Department of Pediatrics and Population Health Research Institute, McMaster University Medical Centre, Room 3G52, 1200 Main St. W. Hamilton, Ontario, Canada L8N 3Z5, ¹ Neuroendocrine Unit, University Hospital–Innenstadt, Ludwig-Maximilians University Munich, Ziemssenstrasse 1, 80336 Munich, Germany and ² L & K Biosciences ApS, Vedbaek, Denmark

(Correspondence should be addressed to K M Morrison; Email: morriso{at}mcmaster.ca)

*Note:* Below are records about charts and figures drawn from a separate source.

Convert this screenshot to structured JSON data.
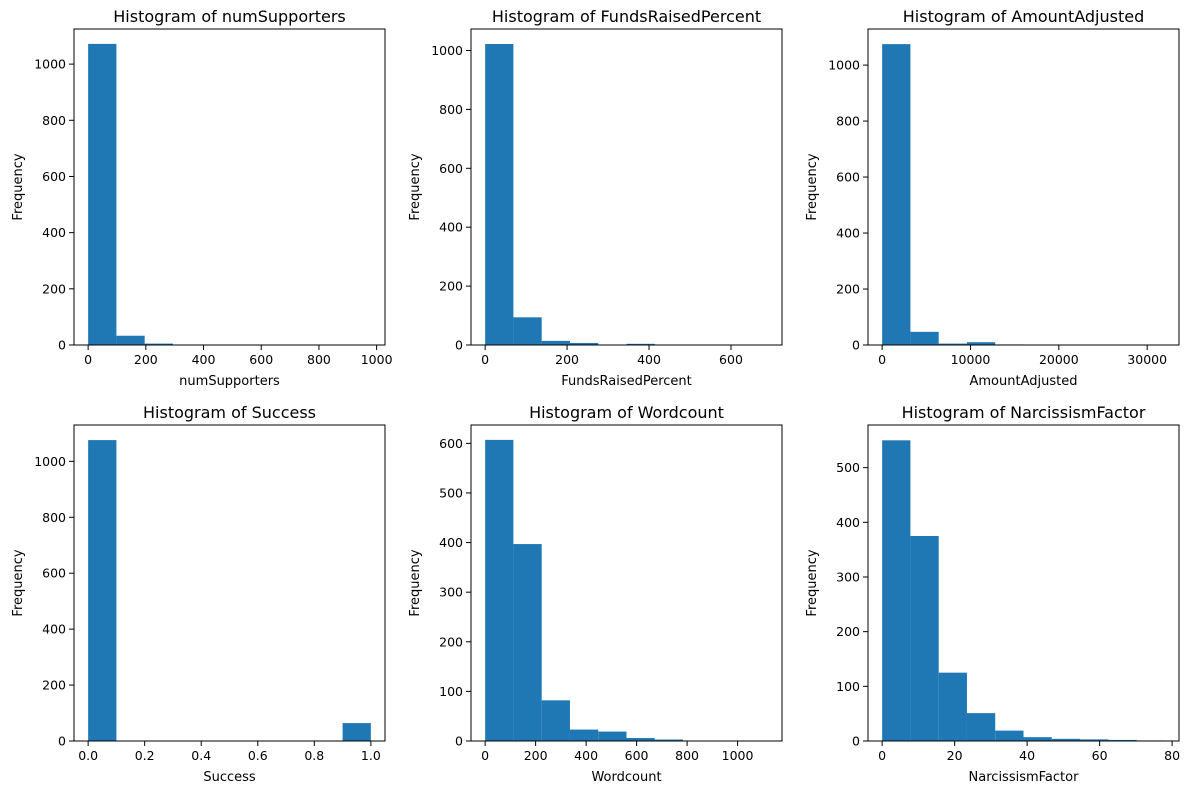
{
  "bar_color": "#1f77b4",
  "chart_data": [
    {
      "type": "bar",
      "title": "Histogram of numSupporters",
      "xlabel": "numSupporters",
      "ylabel": "Frequency",
      "bin_edges": [
        0,
        98,
        196,
        294,
        392,
        490,
        588,
        686,
        784,
        882,
        980
      ],
      "values": [
        1072,
        33,
        5,
        1,
        0,
        0,
        0,
        0,
        0,
        1
      ],
      "xlim": [
        -49,
        1029
      ],
      "ylim": [
        0,
        1125
      ],
      "xticks": [
        0,
        200,
        400,
        600,
        800,
        1000
      ],
      "xtick_labels": [
        "0",
        "200",
        "400",
        "600",
        "800",
        "1000"
      ],
      "yticks": [
        0,
        200,
        400,
        600,
        800,
        1000
      ],
      "ytick_labels": [
        "0",
        "200",
        "400",
        "600",
        "800",
        "1000"
      ]
    },
    {
      "type": "bar",
      "title": "Histogram of FundsRaisedPercent",
      "xlabel": "FundsRaisedPercent",
      "ylabel": "Frequency",
      "bin_edges": [
        0,
        69,
        138,
        207,
        276,
        345,
        414,
        483,
        552,
        621,
        690
      ],
      "values": [
        1022,
        94,
        14,
        7,
        1,
        4,
        1,
        0,
        0,
        1
      ],
      "xlim": [
        -34.5,
        724.5
      ],
      "ylim": [
        0,
        1073
      ],
      "xticks": [
        0,
        200,
        400,
        600
      ],
      "xtick_labels": [
        "0",
        "200",
        "400",
        "600"
      ],
      "yticks": [
        0,
        200,
        400,
        600,
        800,
        1000
      ],
      "ytick_labels": [
        "0",
        "200",
        "400",
        "600",
        "800",
        "1000"
      ]
    },
    {
      "type": "bar",
      "title": "Histogram of AmountAdjusted",
      "xlabel": "AmountAdjusted",
      "ylabel": "Frequency",
      "bin_edges": [
        0,
        3200,
        6400,
        9600,
        12800,
        16000,
        19200,
        22400,
        25600,
        28800,
        32000
      ],
      "values": [
        1075,
        47,
        5,
        10,
        2,
        0,
        0,
        0,
        0,
        1
      ],
      "xlim": [
        -1600,
        33600
      ],
      "ylim": [
        0,
        1129
      ],
      "xticks": [
        0,
        10000,
        20000,
        30000
      ],
      "xtick_labels": [
        "0",
        "10000",
        "20000",
        "30000"
      ],
      "yticks": [
        0,
        200,
        400,
        600,
        800,
        1000
      ],
      "ytick_labels": [
        "0",
        "200",
        "400",
        "600",
        "800",
        "1000"
      ]
    },
    {
      "type": "bar",
      "title": "Histogram of Success",
      "xlabel": "Success",
      "ylabel": "Frequency",
      "bin_edges": [
        0,
        0.1,
        0.2,
        0.3,
        0.4,
        0.5,
        0.6,
        0.7,
        0.8,
        0.9,
        1.0
      ],
      "values": [
        1076,
        0,
        0,
        0,
        0,
        0,
        0,
        0,
        0,
        64
      ],
      "xlim": [
        -0.05,
        1.05
      ],
      "ylim": [
        0,
        1130
      ],
      "xticks": [
        0,
        0.2,
        0.4,
        0.6,
        0.8,
        1.0
      ],
      "xtick_labels": [
        "0.0",
        "0.2",
        "0.4",
        "0.6",
        "0.8",
        "1.0"
      ],
      "yticks": [
        0,
        200,
        400,
        600,
        800,
        1000
      ],
      "ytick_labels": [
        "0",
        "200",
        "400",
        "600",
        "800",
        "1000"
      ]
    },
    {
      "type": "bar",
      "title": "Histogram of Wordcount",
      "xlabel": "Wordcount",
      "ylabel": "Frequency",
      "bin_edges": [
        0,
        112,
        224,
        336,
        448,
        560,
        672,
        784,
        896,
        1008,
        1120
      ],
      "values": [
        607,
        397,
        82,
        23,
        19,
        6,
        3,
        1,
        1,
        1
      ],
      "xlim": [
        -56,
        1176
      ],
      "ylim": [
        0,
        637
      ],
      "xticks": [
        0,
        200,
        400,
        600,
        800,
        1000
      ],
      "xtick_labels": [
        "0",
        "200",
        "400",
        "600",
        "800",
        "1000"
      ],
      "yticks": [
        0,
        100,
        200,
        300,
        400,
        500,
        600
      ],
      "ytick_labels": [
        "0",
        "100",
        "200",
        "300",
        "400",
        "500",
        "600"
      ]
    },
    {
      "type": "bar",
      "title": "Histogram of NarcissismFactor",
      "xlabel": "NarcissismFactor",
      "ylabel": "Frequency",
      "bin_edges": [
        0,
        7.8,
        15.6,
        23.4,
        31.2,
        39.0,
        46.8,
        54.6,
        62.4,
        70.2,
        78.0
      ],
      "values": [
        550,
        375,
        125,
        51,
        19,
        7,
        4,
        3,
        2,
        1
      ],
      "xlim": [
        -3.9,
        81.9
      ],
      "ylim": [
        0,
        578
      ],
      "xticks": [
        0,
        20,
        40,
        60,
        80
      ],
      "xtick_labels": [
        "0",
        "20",
        "40",
        "60",
        "80"
      ],
      "yticks": [
        0,
        100,
        200,
        300,
        400,
        500
      ],
      "ytick_labels": [
        "0",
        "100",
        "200",
        "300",
        "400",
        "500"
      ]
    }
  ]
}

Objective: The usefulness of measuring the GH-dependent acid-labile subunit (ALS) in the management of GH deficiency (GHD) and acromegaly remains in question and is investigated in this study, comparing several different immunoassays for ALS.

Method: We compared the diagnostic accuracy of a commercially available polyclonal Ab-based ELISA with SDS pre-treatment (SDS-ELISA) with a monoclonal Ab-based immunofluorometric assay, using two unfolding methods (urea (UREA) and Glycine-HCl (Gly)). The corresponding molecular weight (MW) of ALS and IGFBP-3 immunoreactivity was determined. The clinical usefulness of each assay was examined in adult GH disorders.

Results: ALS was lower in GHD and higher in acromegaly using all assays. In GHD, UREA had higher sensitivity and specificity than SDS-ELISA (59 and 69% versus 41 and 51% respectively). In acromegaly, sensitivity and specificity was 94 and 87% for UREA, 81 and 36% for Gly, and 44 and 44% for SDS-ELISA. After UREA, immunoreactivity for ALS and IGFBP-3 eluted at their predicted free MW using size-exclusion chromatography, whereas ALS immunoreactivity in SDS (300–600 kDa) and Gly (250–500 kDa) was at a high apparent MW consistent with aggregation.

Conclusion: The diagnostic accuracy of ALS varies with assay choice and pre-treatment modality. UREA, which results in migration of ALS at the expected MW on a sizing column, has the highest specificity and sensitivity. Thus, if measured in an assay in which ALS is unfolded without aggregation, ALS is a clinically highly useful parameter for the assessment of GH.